As well as the ongoing HIV/STI services, others were added: routine hormone-level testing and advice on safe and effective use; referral to gender-affirming surgery; and substance use and mental health assessment and support. Transgender women are employed by the clinics as lay health workers and provide dedicated counselling and support, in collaboration with four existing NGOs for trans people.
This has resulted in an immediate increase in PrEP initiations to around 20 enrolments per month in the first quarter of 2019, and a near-doubling of cumulative enrolments every six months, from 132 in the second quarter of 2019, to 266 in the fourth quarter, to 409 up to March 2020. The COVID lockdown meant that there were only seven new enrolments in April and May 2020, however.
The three-monthly refill rate has also improved among transgender women. From October 2018 to September 2019, 74% of transgender women returned for three-monthly refills and testing compared with 87% of gay and bisexual men. But in the first quarter of 2020, while the return rate in gay and bisexual men had improved marginally to 90%, it improved dramatically to 98% among transgender women.
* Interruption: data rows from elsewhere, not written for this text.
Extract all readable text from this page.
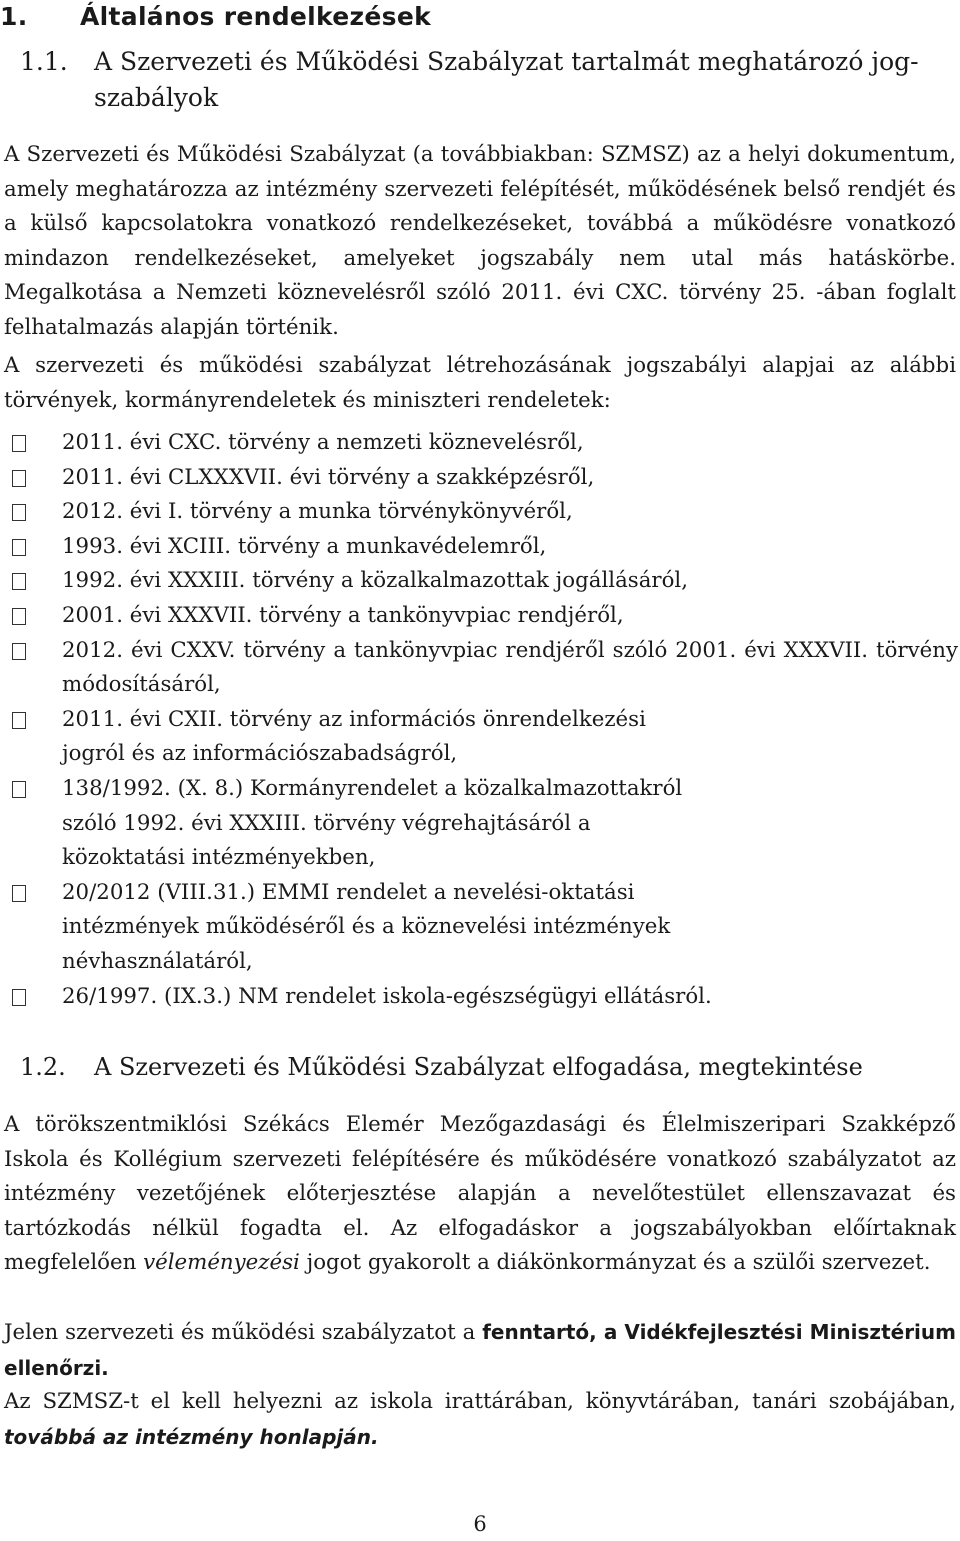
1. Általános rendelkezések
1.1. A Szervezeti és Működési Szabályzat tartalmát meghatározó jog-
szabályok
A Szervezeti és Működési Szabályzat (a továbbiakban: SZMSZ) az a helyi dokumentum, amely meghatározza az intézmény szervezeti felépítését, működésének belső rendjét és a külső kapcsolatokra vonatkozó rendelkezéseket, továbbá a működésre vonatkozó mindazon rendelkezéseket, amelyeket jogszabály nem utal más hatáskörbe. Megalkotása a Nemzeti köznevelésről szóló 2011. évi CXC. törvény 25. -ában foglalt felhatalmazás alapján történik.
A szervezeti és működési szabályzat létrehozásának jogszabályi alapjai az alábbi törvények, kormányrendeletek és miniszteri rendeletek:
2011. évi CXC. törvény a nemzeti köznevelésről,
2011. évi CLXXXVII. évi törvény a szakképzésről,
2012. évi I. törvény a munka törvénykönyvéről,
1993. évi XCIII. törvény a munkavédelemről,
1992. évi XXXIII. törvény a közalkalmazottak jogállásáról,
2001. évi XXXVII. törvény a tankönyvpiac rendjéről,
2012. évi CXXV. törvény a tankönyvpiac rendjéről szóló 2001. évi XXXVII. törvény módosításáról,
2011. évi CXII. törvény az információs önrendelkezési jogról és az információszabadságról,
138/1992. (X. 8.) Kormányrendelet a közalkalmazottakról szóló 1992. évi XXXIII. törvény végrehajtásáról a közoktatási intézményekben,
20/2012 (VIII.31.) EMMI rendelet a nevelési-oktatási intézmények működéséről és a köznevelési intézmények névhasználatáról,
26/1997. (IX.3.) NM rendelet iskola-egészségügyi ellátásról.
1.2. A Szervezeti és Működési Szabályzat elfogadása, megtekintése
A törökszentmiklósi Székács Elemér Mezőgazdasági és Élelmiszeripari Szakképző Iskola és Kollégium szervezeti felépítésére és működésére vonatkozó szabályzatot az intézmény vezetőjének előterjesztése alapján a nevelőtestület ellenszavazat és tartózkodás nélkül fogadta el. Az elfogadáskor a jogszabályokban előírtaknak megfelelően véleményezési jogot gyakorolt a diákönkormányzat és a szülői szervezet.
Jelen szervezeti és működési szabályzatot a fenntartó, a Vidékfejlesztési Minisztérium ellenőrzi.
Az SZMSZ-t el kell helyezni az iskola irattárában, könyvtárában, tanári szobájában, továbbá az intézmény honlapján.
6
These improvements show that transgender-competent care and addressing underlying concerns about PrEP are essential for accessible services, Green told the conference. Transgender people need to be engaged as service providers, preferably in clinics that were transgender-owned and led.
She added that the promising results so far are being used to inform the development of national guidelines in Vietnam on HIV service delivery and expansion among transgender populations.
Green K et al. Trans-forming PrEP in Vietnam: rethinking service delivery to enhance access among transgender women. 23rd International AIDS Conference, abstract OAD0603, 2020.
Update: Following the conference presentation, this research was published in a peer-reviewed journal:
Doan A et al. Caring for the whole person: transgender-competent HIV pre-exposure prophylaxis as part of integrated primary healthcare services in Vietnam. Journal of the International AIDS Society, 25: e25996, October 2022.